Purification and properties of NAD-dependent 5,10-methylenetetrahydrofolate dehydrogenase from Acetobacterium woodii.

An NAD-dependent 5,10-methylenetetrahydrofolate dehydrogenase has been purified to homogeneity from autotrophically and heterotrophically grown cells of Acetobacterium woodii. The enzymes from the differently grown cells were indistinguishable by gel filtration and sodium dodecyl sulfate electrophoresis and have a final specific activity of 670 units mg-1. The enzyme is oxygen-labile; therefore, it was isolated under anaerobic conditions in the presence of dithiothreitol.

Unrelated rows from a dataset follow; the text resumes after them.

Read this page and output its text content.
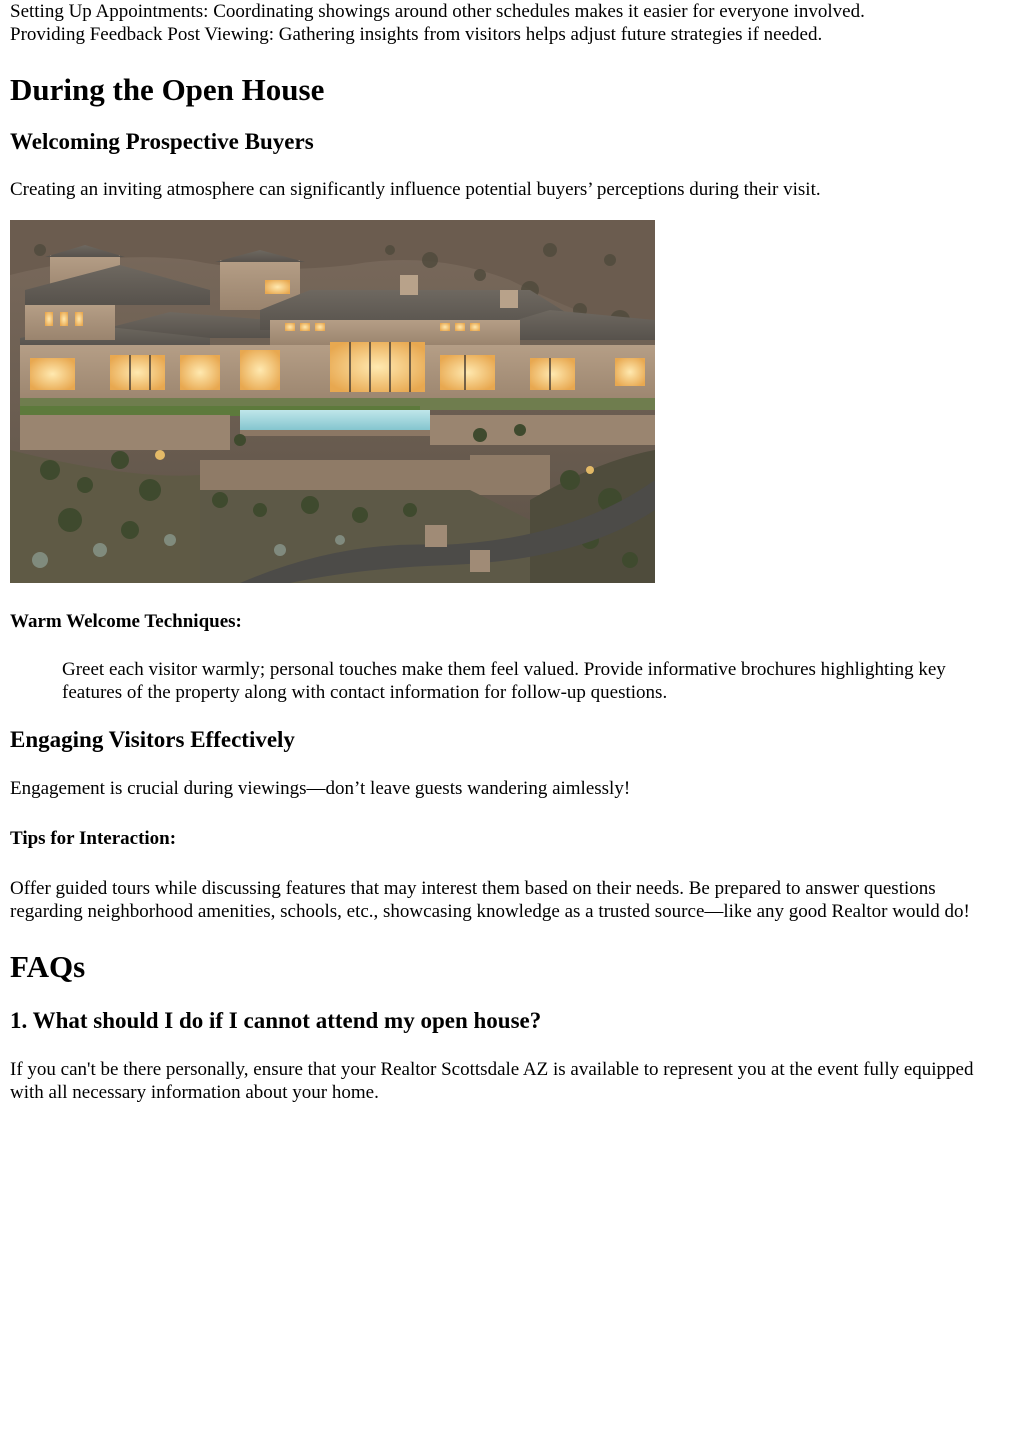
Setting Up Appointments: Coordinating showings around other schedules makes it easier for everyone involved.

Providing Feedback Post Viewing: Gathering insights from visitors helps adjust future strategies if needed.

During the Open House
Welcoming Prospective Buyers

Creating an inviting atmosphere can significantly influence potential buyers’ perceptions during their visit.

Warm Welcome Techniques:
Greet each visitor warmly; personal touches make them feel valued. Provide informative brochures highlighting key features of the property along with contact information for follow-up questions.
Engaging Visitors Effectively

Engagement is crucial during viewings—don’t leave guests wandering aimlessly!

Tips for Interaction:

Offer guided tours while discussing features that may interest them based on their needs. Be prepared to answer questions regarding neighborhood amenities, schools, etc., showcasing knowledge as a trusted source—like any good Realtor would do!

FAQs
1. What should I do if I cannot attend my open house?

If you can't be there personally, ensure that your Realtor Scottsdale AZ is available to represent you at the event fully equipped with all necessary information about your home.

The oxidized enzyme can be reactivated with 5 mM dithiothreitol, the half-time of activation being 19 min. The forward and reverse reaction initial velocity kinetics was studied and the enzyme was found to follow a substituted (ping-pong) reaction mechanism. With this model, the Km values for NAD and 5,10-methylenetetrahydrofolate are 4.0 and 0.26 mM, while for NADH and 5,10-methenyltetrahydrofolate, they are 2.0 and 1.0 mM, respectively. The equilibrium constant at pH 6.7, determined by the Haldane relationship, is approximately equal to 2.0, favoring the formation of NADH and 5,10-methenyltetrahydrofolate. The purified enzyme is a Mr = 55,000 dimer which lacks 10-formyltetrahydrofolate synthetase and 5,10-methenyltetrahydrofolate cyclohydrolase activities. At pH 6.7, the conversion of 5,10-methylenetetrahydrofolate to 5,10-methenyltetrahydrofolate occurs at a rate of 98,600 mol min-1 mol-1 of enzyme, while the reverse reaction occurs at a rate of 95,600 mol min-1 mol-1 of enzyme.